Heißblüter sind es, die hier in die Tasten hauen, Schwärmer voller Visionen und Talent, von einer Selbstsicherheit, die nur die Jugend kennt: ",Cut my thoughts for coconuts' wird eines Tages zum Wortschatz der ganzen Welt gehören." Und zugleich sind sie hellsichtig genug, die wilde Pose zu durchschauen. Ginsberg hält Kerouac "dummbeutelige Romantik" vor, und der ist genervt von Ginsbergs immer psychopathischer werdenden Identitätssuche: "Auf dem Bild vom Strand umarmt ein Mann eine Frau frontal, nackt, und das ist alles, was ich will - nichts anderes. Also geh' mir bitte nicht mit deinem Geschwätz auf die Nerven."
Ginsberg observiert geradezu obsessiv die Sinnlosigkeit, schon in der Handelsmarine. Das Hadern mit der eigenen Homosexualität führt ihn schließlich in die Psychiatrie, wo er - wieder ganz Beobachter - jene Schlüsselerfahrungen macht, die später in "Howl" eingehen. Derweil arbeitet sich Kerouac in Ferienlagern und Drugstores durch intellektfreie Jobs. Alles ist prekär in diesen Jahren, und alles ist voller Leben, Erwartung, Emphase. Drogen hält man noch für Verbündete.

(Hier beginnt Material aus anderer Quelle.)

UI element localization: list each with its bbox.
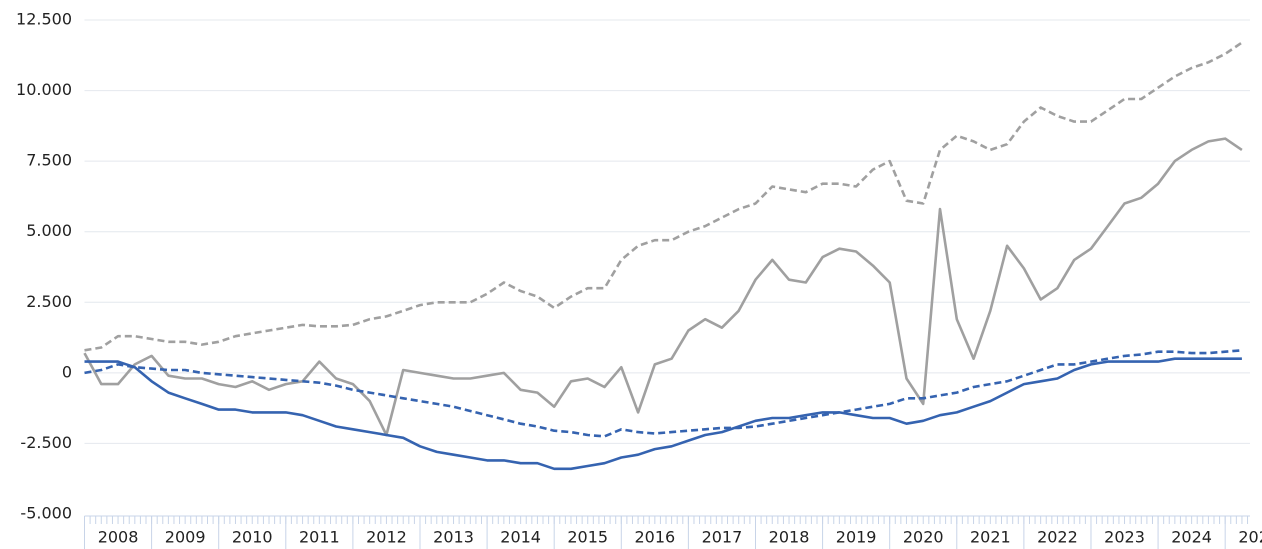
- y-tick-label: 12.500: [16, 10, 72, 29]
- x-tick-label: 2023: [1104, 528, 1145, 547]
- x-tick-label: 2011: [299, 528, 340, 547]
- x-tick-label: 2015: [567, 528, 608, 547]
- y-tick-label: -2.500: [20, 433, 72, 452]
- y-tick-label: 5.000: [26, 221, 72, 240]
- x-tick-label: 2022: [1037, 528, 1078, 547]
- x-tick-label: 2012: [366, 528, 407, 547]
- y-tick-label: -5.000: [20, 504, 72, 523]
- y-tick-label: 10.000: [16, 80, 72, 99]
- series-line: [83, 137, 1243, 437]
- series-line: [84, 41, 1243, 352]
- y-tick-label: 0: [62, 362, 72, 381]
- x-tick-label: 2008: [98, 528, 139, 547]
- x-tick-label: 2024: [1171, 528, 1212, 547]
- y-tick-label: 2.500: [26, 292, 72, 311]
- x-tick-label: 2018: [769, 528, 810, 547]
- x-tick-label: 2014: [500, 528, 541, 547]
- series-line: [84, 349, 1243, 438]
- x-tick-label: 2019: [836, 528, 877, 547]
- x-tick-label: 2021: [970, 528, 1011, 547]
- x-tick-label: 2025: [1238, 528, 1262, 547]
- x-tick-label: 2013: [433, 528, 474, 547]
- x-tick-label: 2020: [903, 528, 944, 547]
- x-tick-label: 2016: [634, 528, 675, 547]
- y-tick-label: 7.500: [26, 151, 72, 170]
- x-tick-label: 2017: [702, 528, 743, 547]
- series-line: [84, 357, 1242, 471]
- x-tick-label: 2010: [232, 528, 273, 547]
- x-tick-label: 2009: [165, 528, 206, 547]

En passant lernt der Leser die ganze Beat-Bagage kennen, Lucien Carr und William S. Burroughs sind dauerpräsent, an "Naked Lunch" arbeitet man gemeinsam im Akkord. Dazu werden reihenweise Männer und Frauen verputzt und verschlissen. Am interessantesten aber sind wohl die Bezugnahmen auf das Schreiben selbst, das insbesondere Kerouac erstaunlich strategisch angeht. Ginsberg liefert nebenbei eine der besten Analysen von Kerouacs Stil: "Deine Melodien, fällt mir auf, sind häufig in eine irisch-Joyce'sche Satzmelange gepackt, allerdings mit einem natürlichen Neal'schen Sprachrhythmus." Kerouac, der sich selbst "Faktualist" und seinen Stil "muskelstrotzende Prosa" nennt, versucht immer wieder Einordnungen: "Der einzige Sterbliche, der überhaupt so schreibt wie wir ist Faulkner."
Faulkner allerdings hasste den Ruhm und kam mit ihm klar. Die um Anerkennung buhlenden Dioskuren der Beat-Generation dagegen sehen wir in Zynismus und Esoterik abdrehen: trister Alkoholismus statt Feier des Exzesses, aufgesetzter Buddhismus statt Freiheitsdrang. Aber auch das hat noch Kraft und Rhythmus. Trotz der nicht immer elegant wirkenden Übersetzung, die versucht, die Grammatikverachtung der Beatniks (auch im Verzicht auf manches Satzzeichen) nachzubauen, und trotz des unerklärlichen Mankos, dass nur die Hälfte der existierenden Briefe aufgenommen wurde, ist diese Sammlung ein großes Lesevergnügen und ein Lehrstück in Sachen Kraft durch Krise. Hüten wir uns nur vor dem Ankommen!
OLIVER JUNGEN
Allen Ginsberg, Jack Kerouac: "Ruhm tötet alles". Die Briefe.
Aus dem Englischen von Michael Keller. Rogner & Bernhard Verlag, Berlin 2012. 502 S., geb., 22,95 [Euro].